Why, then, are religious schools quite popular? The reason appears to be that they are selective. The rules say that selection must be on religious grounds only, but it simply does not work out like that. It is bad enough that children’s access to education should depend on their parents’ religious views (or, not infrequently, on their parents’ skill at lying about their religious views). But of course, selection of some implies exclusion of others, and, it turns out, not only because of their religion. Religious selection leads inevitably to racial selection too. In Oldham, scene of the recent race riots, the christian schools are almost exclusively white. Selection by wealth occurs too. In Accrington a C of E school has 12.5% of special needs pupils, while its neighbouring non-religious school has 69.8%; eligibility for free school meals is and 5% in the C of E school and 33% in its neighbour (on average the factor is almost 2).
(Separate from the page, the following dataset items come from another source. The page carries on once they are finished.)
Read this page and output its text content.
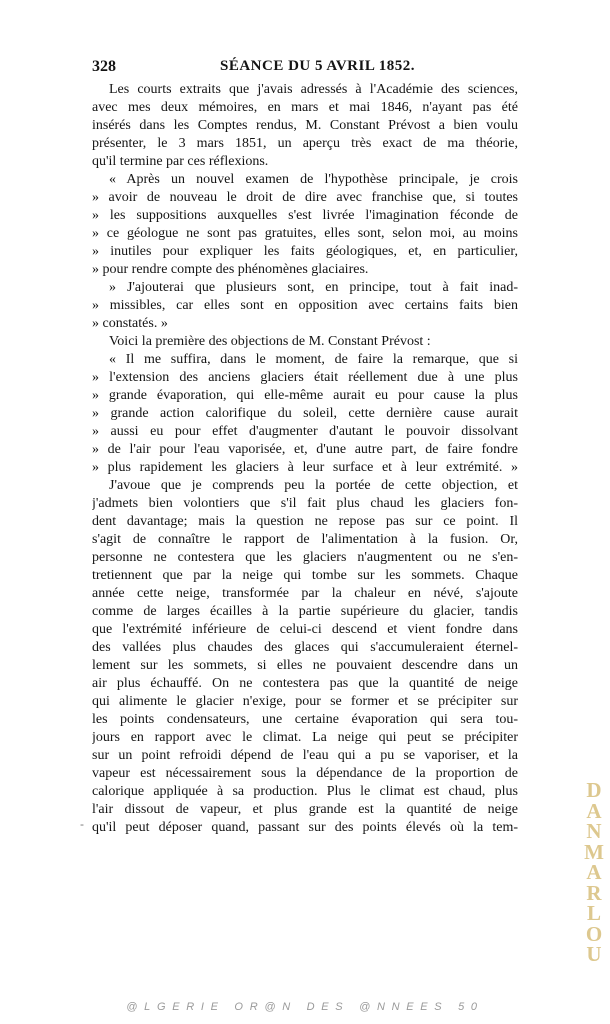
328	SÉANCE DU 5 AVRIL 1852.
Les courts extraits que j'avais adressés à l'Académie des sciences,
avec mes deux mémoires, en mars et mai 1846, n'ayant pas été
insérés dans les Comptes rendus, M. Constant Prévost a bien voulu
présenter, le 3 mars 1851, un aperçu très exact de ma théorie,
qu'il termine par ces réflexions.
« Après un nouvel examen de l'hypothèse principale, je crois
» avoir de nouveau le droit de dire avec franchise que, si toutes
» les suppositions auxquelles s'est livrée l'imagination féconde de
» ce géologue ne sont pas gratuites, elles sont, selon moi, au moins
» inutiles pour expliquer les faits géologiques, et, en particulier,
» pour rendre compte des phénomènes glaciaires.
» J'ajouterai que plusieurs sont, en principe, tout à fait inad-
» missibles, car elles sont en opposition avec certains faits bien
» constatés. »
Voici la première des objections de M. Constant Prévost :
« Il me suffira, dans le moment, de faire la remarque, que si
» l'extension des anciens glaciers était réellement due à une plus
» grande évaporation, qui elle-même aurait eu pour cause la plus
» grande action calorifique du soleil, cette dernière cause aurait
» aussi eu pour effet d'augmenter d'autant le pouvoir dissolvant
» de l'air pour l'eau vaporisée, et, d'une autre part, de faire fondre
» plus rapidement les glaciers à leur surface et à leur extrémité. »
J'avoue que je comprends peu la portée de cette objection, et
j'admets bien volontiers que s'il fait plus chaud les glaciers fon-
dent davantage; mais la question ne repose pas sur ce point. Il
s'agit de connaître le rapport de l'alimentation à la fusion. Or,
personne ne contestera que les glaciers n'augmentent ou ne s'en-
tretiennent que par la neige qui tombe sur les sommets. Chaque
année cette neige, transformée par la chaleur en névé, s'ajoute
comme de larges écailles à la partie supérieure du glacier, tandis
que l'extrémité inférieure de celui-ci descend et vient fondre dans
des vallées plus chaudes des glaces qui s'accumuleraient éternel-
lement sur les sommets, si elles ne pouvaient descendre dans un
air plus échauffé. On ne contestera pas que la quantité de neige
qui alimente le glacier n'exige, pour se former et se précipiter sur
les points condensateurs, une certaine évaporation qui sera tou-
jours en rapport avec le climat. La neige qui peut se précipiter
sur un point refroidi dépend de l'eau qui a pu se vaporiser, et la
vapeur est nécessairement sous la dépendance de la proportion de
calorique appliquée à sa production. Plus le climat est chaud, plus
l'air dissout de vapeur, et plus grande est la quantité de neige
qu'il peut déposer quand, passant sur des points élevés où la tem-
-
D
A
N
M
A
R
L
O
U
@LGERIE OR@N DES @NNEES 50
How could such a disgraceful state of affairs come about? I believe that, as so often, a look at history might help, so let’s go back to see how the world looked in 1820.
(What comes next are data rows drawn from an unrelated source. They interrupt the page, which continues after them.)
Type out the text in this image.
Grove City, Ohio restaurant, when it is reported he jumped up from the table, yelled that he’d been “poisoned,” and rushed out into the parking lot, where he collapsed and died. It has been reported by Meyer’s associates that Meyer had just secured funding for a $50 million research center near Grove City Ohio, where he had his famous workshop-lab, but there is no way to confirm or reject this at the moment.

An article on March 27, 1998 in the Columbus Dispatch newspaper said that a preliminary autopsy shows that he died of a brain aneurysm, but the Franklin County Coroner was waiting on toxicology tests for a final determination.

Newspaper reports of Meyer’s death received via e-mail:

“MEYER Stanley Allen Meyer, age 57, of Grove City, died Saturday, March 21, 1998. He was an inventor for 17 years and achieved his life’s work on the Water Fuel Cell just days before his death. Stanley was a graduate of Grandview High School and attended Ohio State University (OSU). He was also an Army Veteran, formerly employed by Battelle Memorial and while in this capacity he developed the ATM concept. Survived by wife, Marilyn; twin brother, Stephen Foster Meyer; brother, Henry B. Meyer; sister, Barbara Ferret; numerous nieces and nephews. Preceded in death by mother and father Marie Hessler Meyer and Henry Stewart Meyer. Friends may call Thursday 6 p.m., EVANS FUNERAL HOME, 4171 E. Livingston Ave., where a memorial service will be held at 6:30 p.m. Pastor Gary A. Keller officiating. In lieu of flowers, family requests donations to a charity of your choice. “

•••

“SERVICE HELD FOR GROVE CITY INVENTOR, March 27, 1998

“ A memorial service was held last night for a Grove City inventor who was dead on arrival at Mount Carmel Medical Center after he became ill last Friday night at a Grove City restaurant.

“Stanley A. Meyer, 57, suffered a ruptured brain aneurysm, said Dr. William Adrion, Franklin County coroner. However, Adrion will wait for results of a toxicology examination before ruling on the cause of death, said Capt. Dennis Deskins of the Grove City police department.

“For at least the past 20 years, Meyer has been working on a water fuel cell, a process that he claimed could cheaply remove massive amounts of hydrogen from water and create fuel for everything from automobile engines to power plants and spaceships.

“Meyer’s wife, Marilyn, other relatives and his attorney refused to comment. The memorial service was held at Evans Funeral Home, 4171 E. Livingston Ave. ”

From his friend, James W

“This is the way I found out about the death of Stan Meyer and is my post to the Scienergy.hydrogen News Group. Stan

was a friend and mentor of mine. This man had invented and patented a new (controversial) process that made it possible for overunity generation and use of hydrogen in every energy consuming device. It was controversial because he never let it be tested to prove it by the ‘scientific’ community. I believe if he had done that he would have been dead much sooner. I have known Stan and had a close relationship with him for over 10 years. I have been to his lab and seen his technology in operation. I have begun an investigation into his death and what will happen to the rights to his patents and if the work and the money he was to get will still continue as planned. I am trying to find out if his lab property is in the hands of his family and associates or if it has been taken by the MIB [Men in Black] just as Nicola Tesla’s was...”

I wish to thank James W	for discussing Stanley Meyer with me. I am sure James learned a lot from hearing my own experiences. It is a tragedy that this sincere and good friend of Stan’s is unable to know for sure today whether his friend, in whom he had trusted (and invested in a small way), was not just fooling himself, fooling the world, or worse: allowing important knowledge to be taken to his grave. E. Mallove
Apart from 9 years I have spent all my working life at University College London.
The relevance of that will be obvious if we recall that in 1820, there were only two universities in England, Oxford and Cambridge (though 3 in Scotland). Both Oxford and Cambridge restricted entry to members of the Church of England – not only did they exclude Jews, atheists and muslims, but they also excluded many christians -catholics, protestants and dissenters. They would, no doubt, have excluded Mr McQuoid from getting higher education. It was in this context that liberals and dissenters in London founded the University of London, soon to become known as University College London, with the specific aim of admitting good students regardless of their religious beliefs, and with providing them with non-sectarian education in science as well as humanities (there was little science in Oxford and Cambridge at that time). Despite prolonged opposition from Oxford and Cambridge, UCL opened its doors in 1828.

At that time the fiercely conservative Duke of Wellington had just, albeit reluctantly, made the transition from general to prime minister. Even his government passed measures to increase the rights of catholics and dissenters, but his implacable opposition to electoral reform led to his resignation two years later, to be replaced by the Whig administration of Earl Grey.
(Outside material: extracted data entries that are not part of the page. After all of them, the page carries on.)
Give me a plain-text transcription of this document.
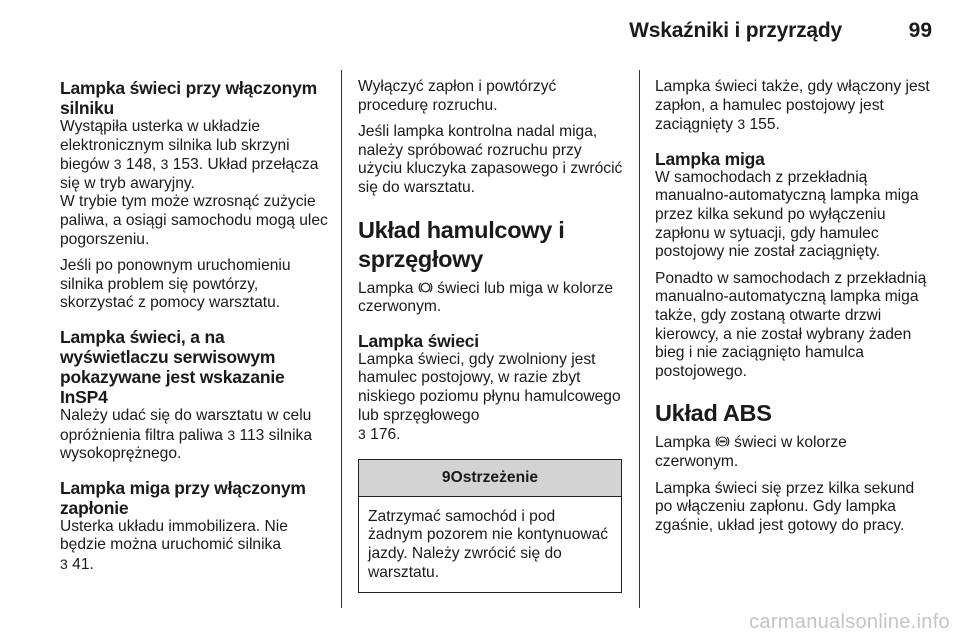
Wskaźniki i przyrządy	99
Lampka świeci przy włączonym silniku

Wystąpiła usterka w układzie elektronicznym silnika lub skrzyni biegów 3 148, 3 153. Układ przełącza się w tryb awaryjny.
W trybie tym może wzrosnąć zużycie paliwa, a osiągi samochodu mogą ulec pogorszeniu.

Jeśli po ponownym uruchomieniu silnika problem się powtórzy, skorzystać z pomocy warsztatu.

Lampka świeci, a na wyświetlaczu serwisowym pokazywane jest wskazanie InSP4

Należy udać się do warsztatu w celu opróżnienia filtra paliwa 3 113 silnika wysokoprężnego.

Lampka miga przy włączonym zapłonie

Usterka układu immobilizera. Nie będzie można uruchomić silnika
3 41.

Wyłączyć zapłon i powtórzyć procedurę rozruchu.

Jeśli lampka kontrolna nadal miga, należy spróbować rozruchu przy użyciu kluczyka zapasowego i zwrócić się do warsztatu.

Układ hamulcowy i sprzęgłowy

Lampka świeci lub miga w kolorze czerwonym.

Lampka świeci

Lampka świeci, gdy zwolniony jest hamulec postojowy, w razie zbyt niskiego poziomu płynu hamulcowego lub sprzęgłowego
3 176.

9Ostrzeżenie
Zatrzymać samochód i pod żadnym pozorem nie kontynuować jazdy. Należy zwrócić się do warsztatu.

Lampka świeci także, gdy włączony jest zapłon, a hamulec postojowy jest zaciągnięty 3 155.

Lampka miga

W samochodach z przekładnią manualno-automatyczną lampka miga przez kilka sekund po wyłączeniu zapłonu w sytuacji, gdy hamulec postojowy nie został zaciągnięty.

Ponadto w samochodach z przekładnią manualno-automatyczną lampka miga także, gdy zostaną otwarte drzwi kierowcy, a nie został wybrany żaden bieg i nie zaciągnięto hamulca postojowego.

Układ ABS

Lampka świeci w kolorze czerwonym.

Lampka świeci się przez kilka sekund po włączeniu zapłonu. Gdy lampka zgaśnie, układ jest gotowy do pracy.

carmanualsonline.info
The country was in ferment and change was rapid -in 1830 the Liverpool-Manchester railway opened and Faraday’s work on electricity was well-developed. But the electoral system was still mediaeval. The ‘rotten borough’ of Old Sarum (an iron age fort and 7 inhabitants) had two MPs while Manchester, already busy with the cotton trade, had none at all. In 1831 three attempts at electoral reform failed in parliament, but Earl Grey had told William IV “it is the spirit of the age which is triumphing and that to resist it is certain destruction”. The next year, in 1832, Lord John Russell (grandfather of Bertrand Russell) successfully got parliament to pass the (first) Reform Act and the modern age of democracy had begun.

The political ferment was paralleled by scientific ferment -people were no longer constrained by dogma and authority and new ideas came into medicine and biology too.

After another 40 years, Oxford and Cambridge caught up, when the Universities Test Act of 1870 eliminated religious criteria for university entrance. After 1870 it became quite unthinkable that a selection for higher education should be dependent on what a person believed, or did not believe in their private lives about religion.

That was 1870. Now it is 2002.. Can you imagine Oxford reintroducing religious selection of undergraduates now? Yet my friends opposite, and the government, are supporting a view of education that started to vanish in 1828 with the foundation of UCL, and finally died in 1870 with the Test Acts. They are trying to set back progress not by 10 or 20 years but by 175 years.

What next? Bring back rotten boroughs?